Every stone reveals a part of the Earth’s history. Whether formed from magma or fossil rich sediments, this ancient building material is inextricably linked to our civilisation. Our monuments and great buildings of the past and present still require its timeless beauty, and to that end it is extensively quarried and shipped around the world at great effort and expense. It is no mean feat to cut and process the massive blocks hewn from the earth, even with the colossal machinery used today.
Patterns & Appearance
We use the commercial approach when classifying some stone as marble, when scientifically it is a limestone. It is common for stonemasons and suppliers within the industry to class unmetamorphosed limestone as marble, especially when it takes a high polish. Also differing international standards and industry traditions can confuse classifications, for example some materials are nominated a granite in Asia, when European Standard (EN) states they must be assigned as anorthosite. For reference tables and help identifying stone go here.
Granite – Gabbro – Gneiss – Quartzite – Basalt – Composite Quartz
Formed from the slow or rapid cooling of magma, further metamorphosis and crystallisation can take place to create varied and colourful patterns.

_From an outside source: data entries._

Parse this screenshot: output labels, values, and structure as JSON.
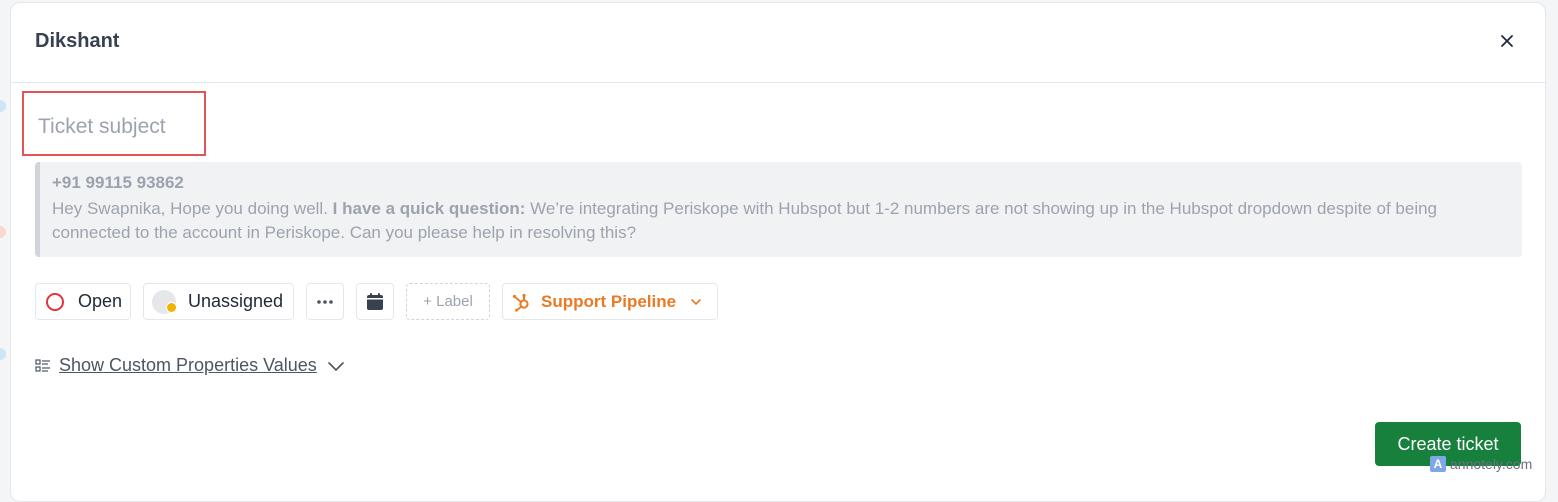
{
  "modal": {
    "title": "Dikshant",
    "subject_placeholder": "Ticket subject"
  },
  "message": {
    "phone": "+91 99115 93862",
    "text_before": "Hey Swapnika, Hope you doing well. ",
    "text_bold": "I have a quick question:",
    "text_after": " We’re integrating Periskope with Hubspot but 1-2 numbers are not showing up in the Hubspot dropdown despite of being connected to the account in Periskope. Can you please help in resolving this?"
  },
  "toolbar": {
    "status": "Open",
    "assignee": "Unassigned",
    "label": "+ Label",
    "pipeline": "Support Pipeline"
  },
  "custom_properties": {
    "label": "Show Custom Properties Values"
  },
  "actions": {
    "create": "Create ticket"
  },
  "watermark": {
    "badge": "A",
    "text": "annotely.com"
  },
  "colors": {
    "primary_button": "#17803d",
    "status_open": "#e0363c",
    "hubspot_orange": "#ea7a23",
    "highlight_box": "#e05555"
  }
}
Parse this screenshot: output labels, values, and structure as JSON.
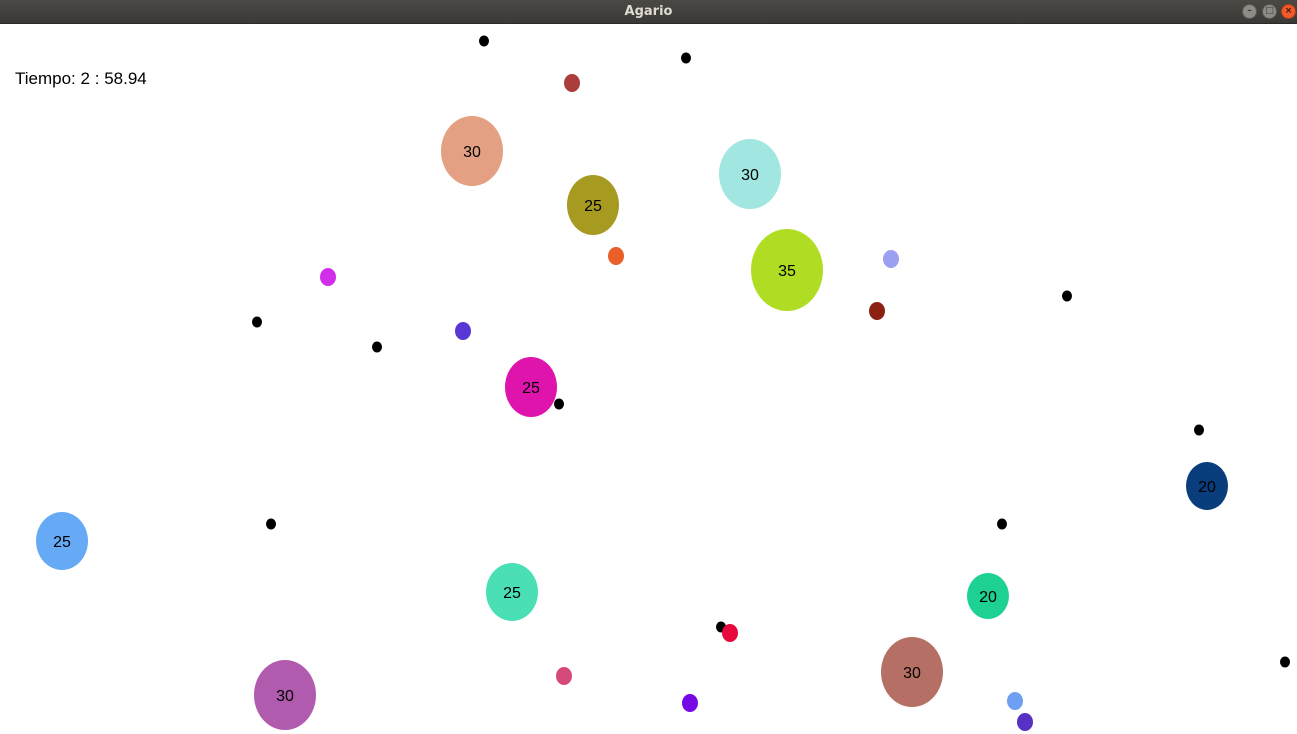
{
  "window": {
    "title": "Agario"
  },
  "hud": {
    "timer_label": "Tiempo:",
    "minutes": "2",
    "separator": ":",
    "seconds": "58.94"
  },
  "players": [
    {
      "label": "30",
      "color": "#e3a083"
    },
    {
      "label": "25",
      "color": "#a69a21"
    },
    {
      "label": "30",
      "color": "#a1e6e0"
    },
    {
      "label": "35",
      "color": "#b0dd23"
    },
    {
      "label": "25",
      "color": "#de14ad"
    },
    {
      "label": "20",
      "color": "#0a3d7c"
    },
    {
      "label": "25",
      "color": "#66aaf6"
    },
    {
      "label": "25",
      "color": "#4adfb5"
    },
    {
      "label": "20",
      "color": "#1cd192"
    },
    {
      "label": "30",
      "color": "#b66f64"
    },
    {
      "label": "30",
      "color": "#b15baf"
    }
  ],
  "food": [
    {
      "color": "#ab3d3a"
    },
    {
      "color": "#e95f2a"
    },
    {
      "color": "#d12ee9"
    },
    {
      "color": "#9d9ff0"
    },
    {
      "color": "#5837d4"
    },
    {
      "color": "#8c2113"
    },
    {
      "color": "#e8093c"
    },
    {
      "color": "#d5497c"
    },
    {
      "color": "#7708e6"
    },
    {
      "color": "#6e9ff2"
    },
    {
      "color": "#5730c6"
    }
  ],
  "pellets": {
    "count": 14,
    "color": "#000000"
  }
}
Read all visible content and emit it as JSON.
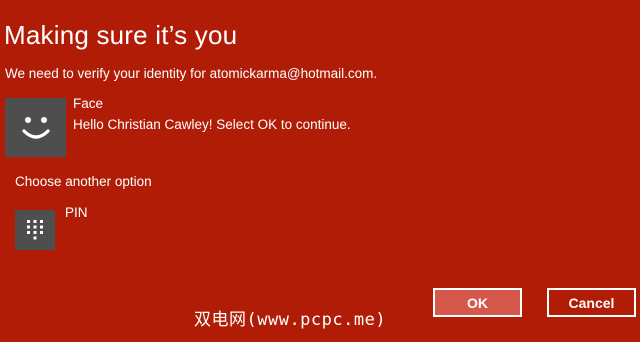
{
  "dialog": {
    "title": "Making sure it’s you",
    "subtitle": "We need to verify your identity for atomickarma@hotmail.com."
  },
  "options": {
    "face": {
      "icon": "smiley-face-icon",
      "title": "Face",
      "description": "Hello Christian Cawley! Select OK to continue."
    },
    "choose_label": "Choose another option",
    "pin": {
      "icon": "keypad-icon",
      "title": "PIN"
    }
  },
  "buttons": {
    "ok_label": "OK",
    "cancel_label": "Cancel"
  },
  "watermark": "双电网(www.pcpc.me)",
  "colors": {
    "background": "#b01c06",
    "tile": "#4e4e4e",
    "ok_button": "#d5594a",
    "text": "#ffffff"
  }
}
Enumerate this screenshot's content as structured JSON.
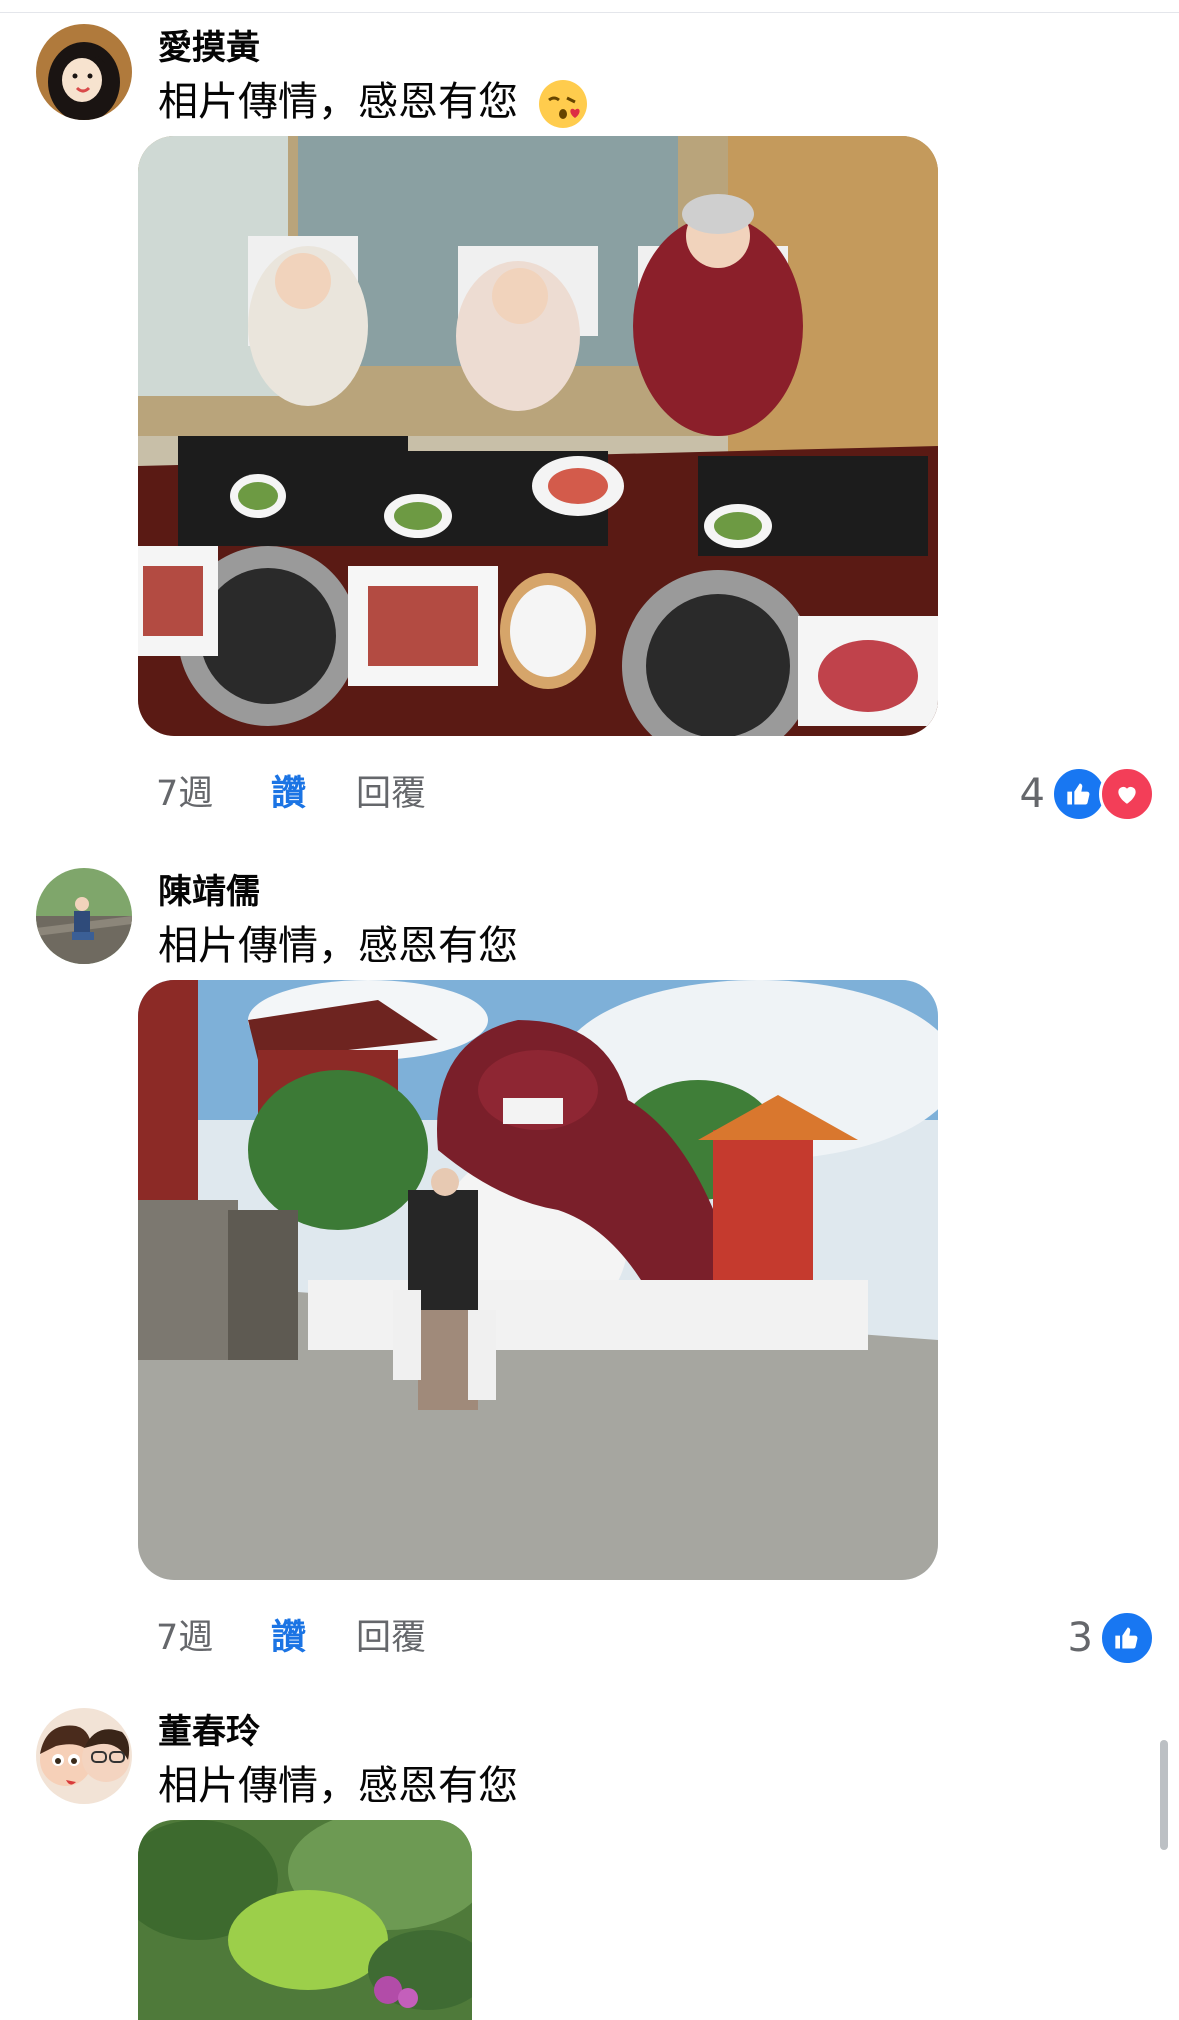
{
  "comments": [
    {
      "author": "愛摸黃",
      "text": "相片傳情，感恩有您",
      "emoji": "kiss-face-emoji",
      "photo": "restaurant-bbq-photo",
      "time": "7週",
      "like_label": "讚",
      "reply_label": "回覆",
      "reaction_count": "4",
      "reactions": [
        "like",
        "love"
      ]
    },
    {
      "author": "陳靖儒",
      "text": "相片傳情，感恩有您",
      "photo": "temple-lion-photo",
      "time": "7週",
      "like_label": "讚",
      "reply_label": "回覆",
      "reaction_count": "3",
      "reactions": [
        "like"
      ]
    },
    {
      "author": "董春玲",
      "text": "相片傳情，感恩有您",
      "photo": "garden-photo"
    }
  ],
  "colors": {
    "like_blue": "#1877f2",
    "love_red": "#f33e58",
    "action_link": "#1b74e4",
    "meta_gray": "#65676b"
  }
}
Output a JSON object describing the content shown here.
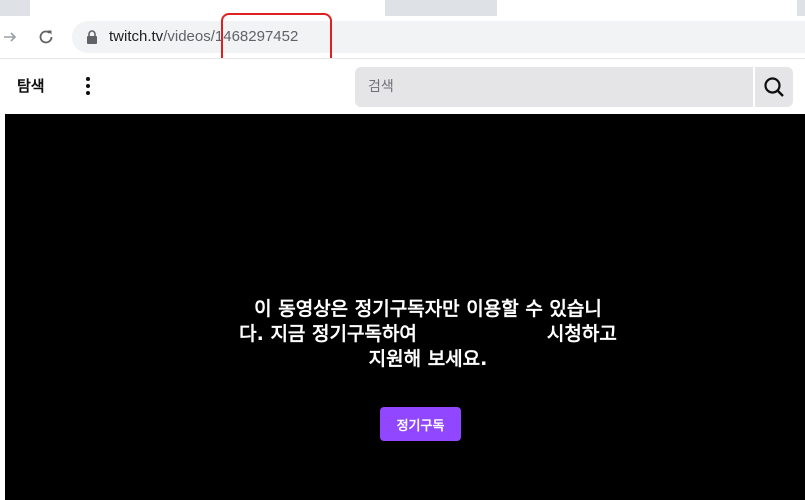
{
  "browser": {
    "url_host": "twitch.tv",
    "url_path_prefix": "/videos/",
    "url_video_id": "1468297452"
  },
  "site_nav": {
    "browse_label": "탐색",
    "search_placeholder": "검색"
  },
  "player": {
    "gate_message_line1": "이 동영상은 정기구독자만 이용할 수 있습니",
    "gate_message_line2_start": "다. 지금 정기구독하여",
    "gate_message_line2_end": "시청하고",
    "gate_message_line3": "지원해 보세요.",
    "subscribe_label": "정기구독"
  },
  "colors": {
    "accent": "#9147ff",
    "highlight": "#e02020",
    "player_bg": "#000000"
  }
}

Igneous rocks that have undergone a metamorphosis into a gnessic rock often have a marble-like appearance, the quartzite also exhibits these qualities having undergone a similar process. Colourful ribbons and bands can form creating striking patterns.
Composite quartz is included here as although it is man made, its over 90% quartz and hard to scratch.
Limestone – Marble – Slate – Onyx – Travertine – Sandstone
LIMESTONE – sedimentary rock, mostly the precursor material for marble. As no recrystallization has occurred the ancient organisms and plant life are often still discernible. Easily polished and worked, and very vulnerable to acids.
MARBLE – organisms and plant life over millions of years created enormous sediment deposits in the primordial oceans, as with limestone. Sinking deep into the Earth’s crust, they were subjected to increasing heat and pressure causing recrystallisation. The result is a stone widely sought after by sculptors for their statues, citing its skin like properties and illusion of depth in its surface.
ONYX – a rare crypto-crystalline material, sourced in low volumes. Extremely translucent and available in many colours, the large crystals form a truly unique slab.
TRAVERTINE – sponge-like sedimentary rock requiring extensive filling.
SANDSTONE – sedimentary rock, mainly composed of sand-sized quartz or rock grains. Widely available around the globe, in different grain sizes and colours. Highly compacted, the surface is open, porous and sandy to the touch.
APPEARANCE & PATTERNATION
Another useful way of exploring stones is by their appearance or pattern. They can be a constant, plain colour or have a pattern. The pattern can be further subdivided into uniform-subtle, uniform-bold, irregular-subtle, and irregular-bold.
Constant colour throughout
A grain or fleck pattern is repeated over slab creating a consistent homogeneous look that varies little over one slab.
Pattern is sporadic. One area of material will not necessarily match or align neatly with another area.
Pattern can be sporadic but exists in muted tones.
Significant, vivid structures (sparkling or pearlescent elements, veins, clusters, bands, stripes, ribbons) with strong colouring and crystalline grain, can create a dramatic and striking statement.
|Subtle||A grain or mild pattern, speckles and clusters which easily form continuous joins||Distinctive markings but in muted tones allow flexible placement|
|Bold||Features stand out but occur in regular pattern allowing easy matches||Stong features require careful planning of joints, possibility of bookmatching.|
Two most common types of quarry are hillside and open-pit. Some stone is mined, which is even more difficult and expensive. Three main techniques are employed to remove a block from a deposit; wire saws, rock hammer drills and gallery saws. Explosives are used but have more limited use because of the potential damage to the deposit. They are used in smaller amounts in localised areas or to remove large debris.
Wire saws: Holes are cut into the deposit, through which wires are passed and joined to form a continuous loop. It is tensioned and pulled through by a series of pulleys whilst an abrasive slurry is pumped through, creating a cutting action. Newer technology utilises diamond wire allowing harder stones to be extracted this way.
Rock hammer drills: A series of parallel holes are drilled forming the outline of the desired cut, into which hydraulic wedges are placed to break the block free. Sometimes explosives are used in the holes instead. Large piles of debris are placed below the falling block to lessen the impact. Often used for granites and other hard deposits.
Gallery saw: Resembling a large chainsaw, it pivots at the base and slices through the deposit in much the same manner as a chainsaw would through timber.
Some foliated stone like slate can be split along naturally occurring cleaved planes, by driving steel pry bars into these areas.
Orientation of the cut has little bearing on most stones, but some patterns alter drastically depending on the type of cut. These are referred to as vein cut and cross cut.
The blocks are then cut into slabs by a large single saws, gang saws or wire saws. These slabs are then processed on automated conveyor systems through the various stages of finishing.